Few writers’ stories take root in the mind with the tenacity of the work of Jorge Luis Borges. An Argentine recognised in his lifetime as one of the most groundbreaking and fascinating literary philosophers around, Borges became director of the National Public Library of Buenos Aires at around the same time as his eyesight left him for good. This cosmic coincidence was registered by the author in typically poetic fashion: “God, who with such splendid irony, | Granted me books and night at one touch.”
It is these sorts of ironies – the dizzying heights of human intellect frustrated by profound and often existential limitations – that recur in Borges’s probing nuggets, which happen to be compulsively readable. They are explored in a way that could have been constructed only by a writer who was, blindness or no blindness, a visionary.

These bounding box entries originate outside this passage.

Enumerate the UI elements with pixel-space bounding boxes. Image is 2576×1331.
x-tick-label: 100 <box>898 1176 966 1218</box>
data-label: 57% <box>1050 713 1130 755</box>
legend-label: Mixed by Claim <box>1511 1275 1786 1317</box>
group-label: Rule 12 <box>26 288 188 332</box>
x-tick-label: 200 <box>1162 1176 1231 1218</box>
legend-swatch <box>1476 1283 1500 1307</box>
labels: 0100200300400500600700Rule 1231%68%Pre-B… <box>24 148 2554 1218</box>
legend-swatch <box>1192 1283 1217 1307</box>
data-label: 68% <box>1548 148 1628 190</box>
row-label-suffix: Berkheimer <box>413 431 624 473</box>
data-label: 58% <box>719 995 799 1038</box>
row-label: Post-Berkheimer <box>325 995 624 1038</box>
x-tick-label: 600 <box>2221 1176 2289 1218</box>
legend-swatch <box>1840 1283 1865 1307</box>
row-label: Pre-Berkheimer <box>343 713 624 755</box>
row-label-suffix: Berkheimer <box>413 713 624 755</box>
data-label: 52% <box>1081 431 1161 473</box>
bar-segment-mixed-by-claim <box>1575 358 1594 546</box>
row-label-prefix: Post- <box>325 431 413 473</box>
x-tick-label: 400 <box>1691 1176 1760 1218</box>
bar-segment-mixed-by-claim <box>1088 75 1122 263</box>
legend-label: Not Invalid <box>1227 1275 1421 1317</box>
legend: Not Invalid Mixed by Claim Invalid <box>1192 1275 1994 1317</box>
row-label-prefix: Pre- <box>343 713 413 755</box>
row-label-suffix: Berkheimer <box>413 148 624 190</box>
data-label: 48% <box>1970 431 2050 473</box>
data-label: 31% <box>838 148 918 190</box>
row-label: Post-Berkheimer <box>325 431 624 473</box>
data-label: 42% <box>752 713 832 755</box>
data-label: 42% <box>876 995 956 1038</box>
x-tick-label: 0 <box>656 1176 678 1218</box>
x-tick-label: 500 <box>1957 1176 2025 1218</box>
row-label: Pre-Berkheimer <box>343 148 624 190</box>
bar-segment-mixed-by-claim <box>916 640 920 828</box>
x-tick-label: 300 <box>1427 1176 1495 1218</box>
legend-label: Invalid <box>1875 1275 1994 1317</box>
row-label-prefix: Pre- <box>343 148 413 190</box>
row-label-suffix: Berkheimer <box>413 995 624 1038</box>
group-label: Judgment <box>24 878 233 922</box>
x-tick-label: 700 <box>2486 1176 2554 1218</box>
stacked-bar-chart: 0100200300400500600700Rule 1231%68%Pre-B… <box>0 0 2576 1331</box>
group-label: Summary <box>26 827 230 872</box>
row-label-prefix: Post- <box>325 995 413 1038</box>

This visionary quality is captured with stunning, poignant clarity by nascent theatre company Idle Motion. The cast of six talented Oxonians, all friends who met at the Cherwell School, perform two loose and interspersed narratives. One is a conventional comic/dramatic story about a book club, and a romance that evolves from within it, while the other is an elliptical, allusive performance of aspects of Borges’s life: his youth, his maturation, his encroaching loss of sight. The main narrative appears unrelated to Borges at first, until the themes – which include a questing engagement with literature, and coping with blindness – make themselves apparent.
Like Borges’s stories, this is a brisk, modest work. Its dedication, resourcefulness, and refusal to impose positivist readings onto its subject (and his subjects) are infused with a passion that puts most big-budget biopics to shame. Dozens of physical books metamorphose before our eyes into skylines, aeroplanes, entire libraries. These books feature cut-outs, inserts, and carefully wrought holes, and are often canvases for powerfully imaginative light displays, which surely could not be topped in their demonstration of the tension between the eternal and the ephemeral: a tension felt by every human, and one explored beautifully in Borges’s writing.
As can be seen from the play’s title, it’s a highly personal interpretation; and yet, again reflecting the work of the Argentine, it manages to be truly universal. The ‘main’ narrative isn’t just about books and their ubiquity: it’s largely about the place of literature in our identity, as a species and as individuals. As trite as this looks written down, Idle Motion use books, puppets, coats, umbrellas, and shadow plays to make this come alive in a beautiful, undeniable way. They make it seem obvious. More importantly, they make it unlikely that anyone who sees the play would not want to go out and buy Labyrinths for Christmas.
One might complain that the play covers few of Borges’s literary and philosophical preoccupations in any depth, but this seems almost churlish. Interestingly, Borges and I appears more concerned with the writer himself than with his work, and as such, given its modest scope, it works. It is an Artistic Achievement. Such is the synchronicity between actors, script, and production design, it isn’t surprising that its four artistic directors – Grace Chapman, Sophie Cullen, Ellie Simpson and Kate Stanley – comprise most of the cast.
The production first found success at the Edinburgh Fringe Festival in 2009, and has doubtless matured since then. It’s a funny, moving work of consummate professionalism, and deserves your time and money. We need more theatre this brainy and hearty.